Now, before all of the hardcore Westside "disciples" start grumbling, remember that this program is not intended for advanced powerlifters. It's intended for athletes and regular people looking to pack on some muscle mass without being "all-show, no-go."
Below I've provided descriptions of how the key components of this program have been manipulated from the traditional Westside template.
Max Effort Upper Body Day - The max effort method is the best method for developing maximal strength. In my opinion, max effort work should be the "nuts and bolts" of any strength-training program. If you're weak, you're dead!
Remember that most athletic qualities (sprinting speed, jumping power, etc.) rely heavily on your foundation of maximal strength. This is because maximal strength builds the foundation for all other strength qualities such as speed-strength and strength-endurance.
Your first exercise on this day will be your max-effort exercise. Traditionally, most advanced lifters will work up to a one-rep max on this exercise. This is very neurologically demanding on your system and it takes great coordination. Because most beginner and intermediate lifters are less neurologically efficient, we'll shoot for a 3-5 rep max on our max-effort lift in this modified program. This still enables the lifter to train with maximal loads, but it's much safer than going for a one-rep max. The extra reps also increase the time under tension, which can lead to greater hypertrophy (size) gains.
I recommend rotating your max-effort exercise every two to three weeks to prevent your nervous system from getting burned out. Whether you shoot for a 3-rep max or a 5-rep max, the goal is to break your previous record every week!
Lower Body Day - Unlike a traditional Westside template, you'll notice there's only one major lower body day in this modified program. There's a reason for this: most beginner/intermediate athletes couldn't recover from two lower body days a week in conjunction with their running and conditioning work. Their legs would never fully recover and it would take away from their speed and conditioning workouts. One day has worked out much better for many of my athletes.
(If you're not an athlete or you only play one sport and it's your off-season, check out the "Extra Workouts, GPP, Conditioning Days" description below for adding another day to your lower body training.)
The first exercise on your lower body day will be a max effort lift. You'll work up to a max set of five reps in this lift. This lift will be rotated every two to three weeks as well.
On this modified program you'll always follow your max effort exercise with a unilateral exercise. This is one of the major differences between this program and a traditional Westside template.
I incorporate unilateral movements for many reasons. First of all, most athletes develop muscular imbalances between limbs. Unilateral exercises are a great way to overcome these imbalances. They also improve flexibility, balance and overall conditioning.
The unilateral exercises I prescribe are mostly quad-dominant exercises. Yes, I said the four-letter word, quad. The quads have gotten a bad rap lately, while the "posterior chain" has taken center stage. We must remember that the quads are extremely important for athletes and you can't neglect them. The quads are very active when an athlete accelerates into a sprint due to their forward body lean. The quad muscle on the inside of your knee (vastus medialis) also plays a major role in stabilizing the knee.

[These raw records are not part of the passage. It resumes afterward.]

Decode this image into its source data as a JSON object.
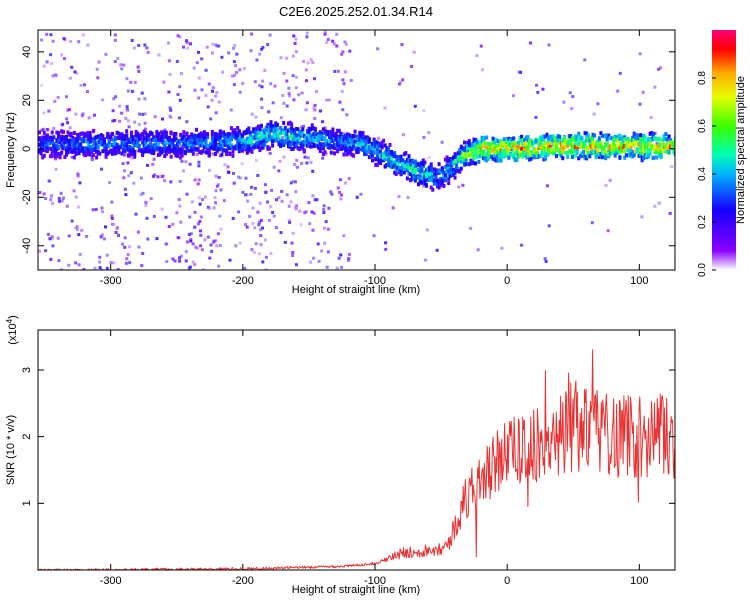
{
  "title": "C2E6.2025.252.01.34.R14",
  "colors": {
    "snr_line": "#e83232",
    "axis": "#000000"
  },
  "chart_data": [
    {
      "type": "heatmap",
      "xlabel": "Height of straight line (km)",
      "ylabel": "Frequency (Hz)",
      "xlim": [
        -355,
        127
      ],
      "ylim": [
        -50,
        49
      ],
      "x_ticks": [
        -300,
        -200,
        -100,
        0,
        100
      ],
      "y_ticks": [
        -40,
        -20,
        0,
        20,
        40
      ],
      "x_tick_labels": [
        "-300",
        "-200",
        "-100",
        "0",
        "100"
      ],
      "y_tick_labels": [
        "-40",
        "-20",
        "0",
        "20",
        "40"
      ],
      "ridge_x": [
        -355,
        -300,
        -250,
        -200,
        -180,
        -150,
        -130,
        -110,
        -90,
        -70,
        -55,
        -45,
        -35,
        -20,
        0,
        40,
        80,
        127
      ],
      "ridge_freq": [
        2,
        2,
        2,
        3,
        6,
        4,
        3,
        2,
        -4,
        -9,
        -12,
        -9,
        -3,
        0,
        0,
        1,
        1,
        1
      ],
      "ridge_amplitude": [
        0.35,
        0.4,
        0.4,
        0.45,
        0.55,
        0.45,
        0.4,
        0.45,
        0.5,
        0.55,
        0.45,
        0.5,
        0.65,
        0.8,
        0.85,
        0.85,
        0.85,
        0.8
      ],
      "colorbar": {
        "label": "Normalized spectral amplitude",
        "range": [
          0,
          1
        ],
        "ticks": [
          0.0,
          0.2,
          0.4,
          0.6,
          0.8
        ],
        "tick_labels": [
          "0.0",
          "0.2",
          "0.4",
          "0.6",
          "0.8"
        ]
      }
    },
    {
      "type": "line",
      "xlabel": "Height of straight line (km)",
      "ylabel": "SNR (10 * v/v)",
      "y_multiplier": "(x10",
      "y_multiplier_exp": "4",
      "y_multiplier_close": ")",
      "xlim": [
        -355,
        127
      ],
      "ylim": [
        0,
        3.6
      ],
      "x_ticks": [
        -300,
        -200,
        -100,
        0,
        100
      ],
      "y_ticks": [
        1,
        2,
        3
      ],
      "x_tick_labels": [
        "-300",
        "-200",
        "-100",
        "0",
        "100"
      ],
      "y_tick_labels": [
        "1",
        "2",
        "3"
      ],
      "series": [
        {
          "x": [
            -355,
            -300,
            -250,
            -200,
            -150,
            -120,
            -100,
            -80,
            -60,
            -45,
            -35,
            -25,
            -15,
            0,
            20,
            40,
            60,
            80,
            100,
            127
          ],
          "y": [
            0.0,
            0.0,
            0.01,
            0.02,
            0.04,
            0.06,
            0.1,
            0.25,
            0.3,
            0.35,
            0.9,
            1.3,
            1.5,
            1.75,
            1.9,
            2.05,
            2.1,
            2.05,
            2.0,
            2.0
          ]
        }
      ]
    }
  ]
}
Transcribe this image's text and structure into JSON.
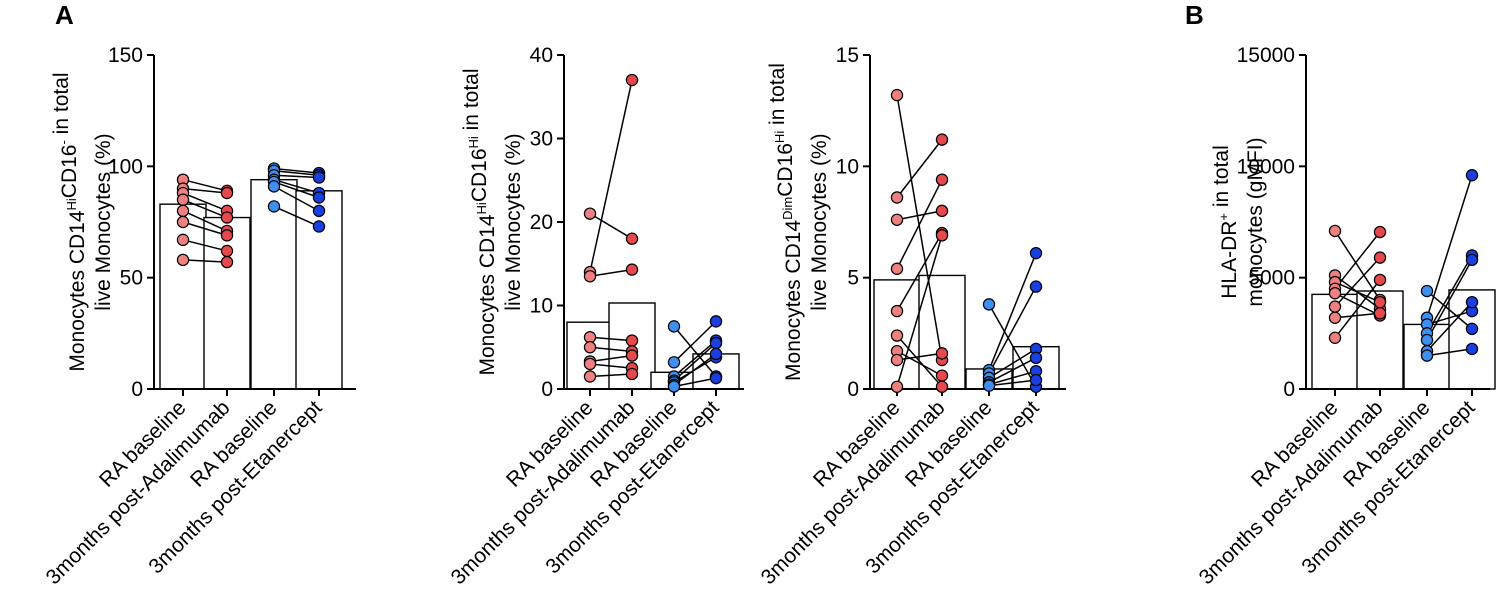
{
  "panel_labels": [
    "A",
    "B"
  ],
  "colors": {
    "rheumatoid_arthritis_red": "#e5484d",
    "rheumatoid_arthritis_light": "#ef8080",
    "etanercept_blue": "#1a3fe0",
    "etanercept_light": "#3f8ff0"
  },
  "chart_data": [
    {
      "type": "bar",
      "panel": "A",
      "ylabel_parts": [
        {
          "t": "Monocytes CD14"
        },
        {
          "t": "Hi",
          "sup": true
        },
        {
          "t": "CD16"
        },
        {
          "t": "-",
          "sup": true
        },
        {
          "t": " in total"
        }
      ],
      "ylabel_line2": "live Monocytes (%)",
      "ylim": [
        0,
        150
      ],
      "yticks": [
        0,
        50,
        100,
        150
      ],
      "yticklabels": [
        "0",
        "50",
        "100",
        "150"
      ],
      "categories": [
        "RA baseline",
        "3months post-Adalimumab",
        "RA baseline",
        "3months post-Etanercept"
      ],
      "bar_values": [
        83,
        77,
        94,
        89
      ],
      "pairs": [
        {
          "group": "Adalimumab",
          "points": [
            [
              94,
              89
            ],
            [
              90,
              88
            ],
            [
              88,
              80
            ],
            [
              85,
              77
            ],
            [
              80,
              71
            ],
            [
              75,
              69
            ],
            [
              67,
              62
            ],
            [
              58,
              57
            ]
          ]
        },
        {
          "group": "Etanercept",
          "points": [
            [
              99,
              97
            ],
            [
              98,
              96
            ],
            [
              96,
              95
            ],
            [
              94,
              88
            ],
            [
              93,
              86
            ],
            [
              91,
              80
            ],
            [
              82,
              73
            ]
          ]
        }
      ]
    },
    {
      "type": "bar",
      "panel": "A",
      "ylabel_parts": [
        {
          "t": "Monocytes CD14"
        },
        {
          "t": "Hi",
          "sup": true
        },
        {
          "t": "CD16"
        },
        {
          "t": "Hi",
          "sup": true
        },
        {
          "t": " in total"
        }
      ],
      "ylabel_line2": "live Monocytes (%)",
      "ylim": [
        0,
        40
      ],
      "yticks": [
        0,
        10,
        20,
        30,
        40
      ],
      "yticklabels": [
        "0",
        "10",
        "20",
        "30",
        "40"
      ],
      "categories": [
        "RA baseline",
        "3months post-Adalimumab",
        "RA baseline",
        "3months post-Etanercept"
      ],
      "bar_values": [
        8,
        10.3,
        2,
        4.2
      ],
      "pairs": [
        {
          "group": "Adalimumab",
          "points": [
            [
              21,
              18
            ],
            [
              14,
              37
            ],
            [
              13.5,
              14.3
            ],
            [
              6.2,
              5.8
            ],
            [
              5,
              4.5
            ],
            [
              3.3,
              4
            ],
            [
              3,
              2.5
            ],
            [
              1.5,
              1.8
            ]
          ]
        },
        {
          "group": "Etanercept",
          "points": [
            [
              7.5,
              1.5
            ],
            [
              3.2,
              8.1
            ],
            [
              1.5,
              5.8
            ],
            [
              1,
              5.5
            ],
            [
              0.8,
              3.8
            ],
            [
              0.5,
              4.2
            ],
            [
              0.3,
              1.3
            ]
          ]
        }
      ]
    },
    {
      "type": "bar",
      "panel": "A",
      "ylabel_parts": [
        {
          "t": "Monocytes CD14"
        },
        {
          "t": "Dim",
          "sup": true
        },
        {
          "t": "CD16"
        },
        {
          "t": "Hi",
          "sup": true
        },
        {
          "t": " in total"
        }
      ],
      "ylabel_line2": "live Monocytes (%)",
      "ylim": [
        0,
        15
      ],
      "yticks": [
        0,
        5,
        10,
        15
      ],
      "yticklabels": [
        "0",
        "5",
        "10",
        "15"
      ],
      "categories": [
        "RA baseline",
        "3months post-Adalimumab",
        "RA baseline",
        "3months post-Etanercept"
      ],
      "bar_values": [
        4.9,
        5.1,
        0.9,
        1.9
      ],
      "pairs": [
        {
          "group": "Adalimumab",
          "points": [
            [
              13.2,
              1.3
            ],
            [
              8.6,
              11.2
            ],
            [
              7.6,
              8
            ],
            [
              5.4,
              9.4
            ],
            [
              3.5,
              7
            ],
            [
              2.4,
              0.1
            ],
            [
              1.7,
              0.6
            ],
            [
              1.3,
              1.6
            ],
            [
              0.1,
              6.9
            ]
          ]
        },
        {
          "group": "Etanercept",
          "points": [
            [
              3.8,
              0.1
            ],
            [
              0.85,
              6.1
            ],
            [
              0.7,
              4.6
            ],
            [
              0.5,
              1.8
            ],
            [
              0.3,
              1.4
            ],
            [
              0.2,
              0.8
            ],
            [
              0.15,
              0.4
            ]
          ]
        }
      ]
    },
    {
      "type": "bar",
      "panel": "B",
      "ylabel_parts": [
        {
          "t": "HLA-DR"
        },
        {
          "t": "+",
          "sup": true
        },
        {
          "t": " in total"
        }
      ],
      "ylabel_line2": "monocytes (gMFI)",
      "ylim": [
        0,
        15000
      ],
      "yticks": [
        0,
        5000,
        10000,
        15000
      ],
      "yticklabels": [
        "0",
        "5000",
        "10000",
        "15000"
      ],
      "categories": [
        "RA baseline",
        "3months post-Adalimumab",
        "RA baseline",
        "3months post-Etanercept"
      ],
      "bar_values": [
        4250,
        4400,
        2900,
        4450
      ],
      "pairs": [
        {
          "group": "Adalimumab",
          "points": [
            [
              7100,
              4000
            ],
            [
              5100,
              3600
            ],
            [
              4800,
              3900
            ],
            [
              4500,
              7050
            ],
            [
              4300,
              3300
            ],
            [
              3700,
              5900
            ],
            [
              3200,
              3400
            ],
            [
              2300,
              4900
            ]
          ]
        },
        {
          "group": "Etanercept",
          "points": [
            [
              4400,
              2700
            ],
            [
              3200,
              9600
            ],
            [
              2900,
              3500
            ],
            [
              2500,
              6000
            ],
            [
              2200,
              5800
            ],
            [
              1700,
              3900
            ],
            [
              1500,
              1800
            ]
          ]
        }
      ]
    }
  ]
}
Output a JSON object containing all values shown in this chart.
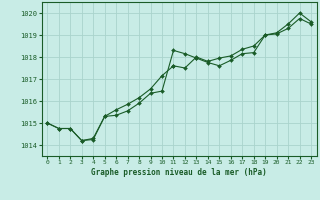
{
  "title": "Graphe pression niveau de la mer (hPa)",
  "bg_color": "#c8ece6",
  "grid_color": "#aad4cc",
  "line_color": "#1a5c28",
  "xlim": [
    -0.5,
    23.5
  ],
  "ylim": [
    1013.5,
    1020.5
  ],
  "yticks": [
    1014,
    1015,
    1016,
    1017,
    1018,
    1019,
    1020
  ],
  "xtick_labels": [
    "0",
    "1",
    "2",
    "3",
    "4",
    "5",
    "6",
    "7",
    "8",
    "9",
    "10",
    "11",
    "12",
    "13",
    "14",
    "15",
    "16",
    "17",
    "18",
    "19",
    "20",
    "21",
    "22",
    "23"
  ],
  "series1_x": [
    0,
    1,
    2,
    3,
    4,
    5,
    6,
    7,
    8,
    9,
    10,
    11,
    12,
    13
  ],
  "series1_y": [
    1015.0,
    1014.75,
    1014.75,
    1014.2,
    1014.25,
    1015.3,
    1015.35,
    1015.55,
    1015.9,
    1016.35,
    1016.45,
    1018.3,
    1018.15,
    1017.95
  ],
  "series2_x": [
    13,
    14,
    15,
    16,
    17,
    18,
    19,
    20,
    21,
    22,
    23
  ],
  "series2_y": [
    1017.95,
    1017.75,
    1017.6,
    1017.85,
    1018.15,
    1018.2,
    1019.0,
    1019.05,
    1019.3,
    1019.75,
    1019.5
  ],
  "series3_x": [
    0,
    1,
    2,
    3,
    4,
    5,
    6,
    7,
    8,
    9,
    10,
    11
  ],
  "series3_y": [
    1015.0,
    1014.75,
    1014.75,
    1014.2,
    1014.3,
    1015.3,
    1015.6,
    1015.85,
    1016.15,
    1016.55,
    1017.15,
    1017.6
  ],
  "series4_x": [
    11,
    12,
    13,
    14,
    15,
    16,
    17,
    18,
    19,
    20,
    21,
    22,
    23
  ],
  "series4_y": [
    1017.6,
    1017.5,
    1018.0,
    1017.8,
    1017.95,
    1018.05,
    1018.35,
    1018.5,
    1019.0,
    1019.1,
    1019.5,
    1020.0,
    1019.6
  ]
}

Finally, one of the most overlooked aspects in all of training is grip and hand strength. Improving your grip and hand strength will help with numerous athletic activities. We usually do our grip training after leg workouts. You'll see some of my favorite grip exercises in the training template.
Repetition Upper Body Day - I've substituted dynamic-effort days with repetition days for the upper body. This may be the biggest change from the traditional Westside template. I've also found it to be one of the keys to success for muscular growth in my younger athletes. Simply put, dynamic days just aren't that productive for weak, skinny bastards!
Remember that this modified program was put together for athletes who lack muscle mass. Well, the repetition method is an incredible way to elicit muscular hypertrophy. Compared to a smaller muscle, a bigger muscle has a better chance of becoming a stronger muscle. Packing on some muscle mass by means of the repetition method lays a great foundation for the more advanced dynamic days to come.
I even substitute dynamic days with repetition days for my NFL football players during the initial stages of the off-season. This is because repetition work is easier on the joints following a grueling season and it's a great way to pack on any muscle that was lost during the season.
Extra Workouts, GPP, Conditioning Days - Remember that my entire clientele consists of athletes. That's the reason why there's "only" three lifting days on my template. I don't use this program for bodybuilders or physique-geeks. I must leave room for conditioning workouts, GPP (general physical preparedness) and skill training.
If you're a non-athlete just looking to pack on some size and strength, you can incorporate "extra workouts" on non-workout days. Since Wednesday is your only leg day, I recommend a lower body sled-dragging workout on Saturday. This is just one example.
There's a lot of room for variety in this training template. That's what I love about it. Get creative and find out what works for you!